MEU FRACO É SUBCELEBRIDADE


Não consigo me conter. Basta olhar uma chamada com as palavras Nana Gouvêa & praia ou ex-ídolo em reabilitação ou ainda algo relacionado a qualquer ex-BBB que vou lá e me jogo. Já nem sinto mais culpa. Mas é claro que vou arrumando jeitos de explicar esse, digamos assim, desvio. Dou uma maquiada, enfeito com um monte de palavras. No fundo sei que é papo furado.

Mas é que às vezes sinto que subcelebridade é como aquele tio que você achava engraçadão na infância e quando o reencontra enquanto adulto sente um pouco de pena. Lá está ele repetindo a mesma piada há décadas. E ele sabe que a piada não funciona mais. E continua mesmo assim. Só que junto com a pena vem também um carinho, um respeito por aquela figura que te divertiu no passado. Pode substituir o tio por uma tia/prima bonitona ou qualquer outra combinação familiar possível. Subcelebridade pra mim é isso.

Mas Nana Gouvêa e Nicole Bahls não são minhas primas. Ronaldo Fenômeno não é meu tio. Priscila e Fani não estavam na mesma classe que eu no ensino fundamental. Na verdade, esses e inúmeros outros exemplos são meras engrenagens de uma máquina voraz e enigmática que produz notícias sobre nada. E o mais curioso é que subcelebridades não pagam nada para estar, diariamente, em todos os principais portais de notícias da internet brasileira. Elas estão lá por uma conspiração cósmica que une certo jornalismo de resultados (cada pageview, um flash) a um bando de gente com sede eterna para fofocas.


O que algumas dessas pessoas que buscam fama a qualquer custo não percebem – e isso vale também para famosos autodestrutivos como Amy Winehouse – é que grande parte de quem as consome gostaria mesmo de vê-las na pior, cada vez na pior. Até mortas, talvez.

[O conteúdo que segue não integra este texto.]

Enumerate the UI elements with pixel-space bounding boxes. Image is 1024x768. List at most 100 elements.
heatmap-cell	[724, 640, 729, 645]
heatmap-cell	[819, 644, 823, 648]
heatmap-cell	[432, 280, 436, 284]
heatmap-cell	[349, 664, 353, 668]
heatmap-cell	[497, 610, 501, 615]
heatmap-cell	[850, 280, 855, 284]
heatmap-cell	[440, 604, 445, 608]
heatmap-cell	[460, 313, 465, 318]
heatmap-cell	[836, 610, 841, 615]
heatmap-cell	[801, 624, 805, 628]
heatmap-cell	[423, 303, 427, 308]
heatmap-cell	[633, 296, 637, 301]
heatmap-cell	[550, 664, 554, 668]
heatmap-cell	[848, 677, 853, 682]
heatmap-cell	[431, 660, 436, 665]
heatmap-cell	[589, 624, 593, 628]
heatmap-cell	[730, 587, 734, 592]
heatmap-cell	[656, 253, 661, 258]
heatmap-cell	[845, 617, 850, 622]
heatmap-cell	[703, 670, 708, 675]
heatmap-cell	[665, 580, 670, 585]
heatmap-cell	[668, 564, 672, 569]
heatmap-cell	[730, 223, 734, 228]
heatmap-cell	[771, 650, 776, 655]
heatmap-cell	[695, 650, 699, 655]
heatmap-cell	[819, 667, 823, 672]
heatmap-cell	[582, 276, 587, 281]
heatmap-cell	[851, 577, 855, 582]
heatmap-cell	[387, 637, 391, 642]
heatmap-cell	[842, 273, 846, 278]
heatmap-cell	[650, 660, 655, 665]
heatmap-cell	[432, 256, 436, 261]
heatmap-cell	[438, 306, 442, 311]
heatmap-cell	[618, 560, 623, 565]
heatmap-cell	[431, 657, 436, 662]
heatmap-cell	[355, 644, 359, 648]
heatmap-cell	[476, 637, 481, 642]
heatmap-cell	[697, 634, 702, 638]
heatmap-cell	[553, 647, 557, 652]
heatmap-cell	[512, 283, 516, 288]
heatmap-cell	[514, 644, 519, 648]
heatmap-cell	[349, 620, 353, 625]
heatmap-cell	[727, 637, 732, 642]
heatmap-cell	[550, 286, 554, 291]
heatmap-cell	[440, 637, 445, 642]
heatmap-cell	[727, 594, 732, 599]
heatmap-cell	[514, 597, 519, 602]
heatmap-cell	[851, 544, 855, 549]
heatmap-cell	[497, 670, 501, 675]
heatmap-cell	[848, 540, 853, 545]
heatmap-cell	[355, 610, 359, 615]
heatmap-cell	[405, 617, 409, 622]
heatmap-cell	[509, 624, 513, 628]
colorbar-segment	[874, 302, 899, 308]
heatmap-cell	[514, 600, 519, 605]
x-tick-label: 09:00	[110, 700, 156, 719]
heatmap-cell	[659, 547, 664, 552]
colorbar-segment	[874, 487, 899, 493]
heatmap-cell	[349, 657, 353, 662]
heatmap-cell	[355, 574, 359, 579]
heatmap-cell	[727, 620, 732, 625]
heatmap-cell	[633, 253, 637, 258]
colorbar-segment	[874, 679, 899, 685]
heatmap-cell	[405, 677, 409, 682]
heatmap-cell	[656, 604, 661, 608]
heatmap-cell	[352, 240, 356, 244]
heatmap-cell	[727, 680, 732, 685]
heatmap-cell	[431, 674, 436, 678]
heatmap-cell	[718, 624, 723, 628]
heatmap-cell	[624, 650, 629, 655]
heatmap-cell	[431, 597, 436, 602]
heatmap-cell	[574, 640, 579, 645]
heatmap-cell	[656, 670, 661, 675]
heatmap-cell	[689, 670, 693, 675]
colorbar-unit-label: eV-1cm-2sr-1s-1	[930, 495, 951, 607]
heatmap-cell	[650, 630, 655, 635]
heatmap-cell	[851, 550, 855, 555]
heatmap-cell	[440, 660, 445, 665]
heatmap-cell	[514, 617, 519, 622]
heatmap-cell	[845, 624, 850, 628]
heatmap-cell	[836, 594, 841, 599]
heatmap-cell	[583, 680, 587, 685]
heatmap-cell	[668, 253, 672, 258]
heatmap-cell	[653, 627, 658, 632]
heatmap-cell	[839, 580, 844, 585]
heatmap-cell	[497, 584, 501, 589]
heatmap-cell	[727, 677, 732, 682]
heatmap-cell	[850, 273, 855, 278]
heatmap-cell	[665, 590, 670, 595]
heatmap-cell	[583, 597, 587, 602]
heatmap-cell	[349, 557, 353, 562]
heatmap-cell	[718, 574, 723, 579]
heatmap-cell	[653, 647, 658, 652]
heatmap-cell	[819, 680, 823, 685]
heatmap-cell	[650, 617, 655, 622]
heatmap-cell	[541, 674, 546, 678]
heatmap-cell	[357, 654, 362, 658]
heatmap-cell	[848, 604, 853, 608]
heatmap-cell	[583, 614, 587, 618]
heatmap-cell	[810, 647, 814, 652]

Afinal, tem muito de crueldade em se alimentar esperanças de fama em corações despreparados. Mais cruel ainda é quando essas pessoas alcançam certa popularidade, porque quando ela acaba – e ela sempre acaba rápido – a diversão aumenta exponencialmente. Acompanhar um ex-BBB em sua maratona de humilhações e tiros n’água é um jeito moderno e menos sangrento de jogar escravos aos leões. À salvo do outro lado da telinha do computador, o “fã” vibra e clama por sangue. Eu não faço parte dessa torcida e quando acompanho o mundo de fofocas é na esperança de ver comportamentos surreais, cenas nonsense, bagunça, qualquer coisa que me faça rir ou que gere coisas sensacionais como o blog Ego Estagiário.

A humanidade é uma coisa complexa e fascinante e se existem pessoas que desejam a morte das outras em caixas de comentários também é verdade que nos deparamos com outras que fazem strip-tease ao som de Kátia Cega ou fazem jornalismo denúncia sobre drogas usando batata baroa no lugar de crack (caso do impagável professor Germano Borges, da tranquila e capixaba Guarapari). Ou ainda como Roberto Leal que fingiu tão bem que estava sob efeito de LSD no programa português Último a Sair que muita gente acreditou. Exatamente como um tio que mesmo após ter se curado do alcoolismo continuava fingindo estar bêbado nas festas familiares. Era assim que todos o conheciam e, curiosamente, o amavam.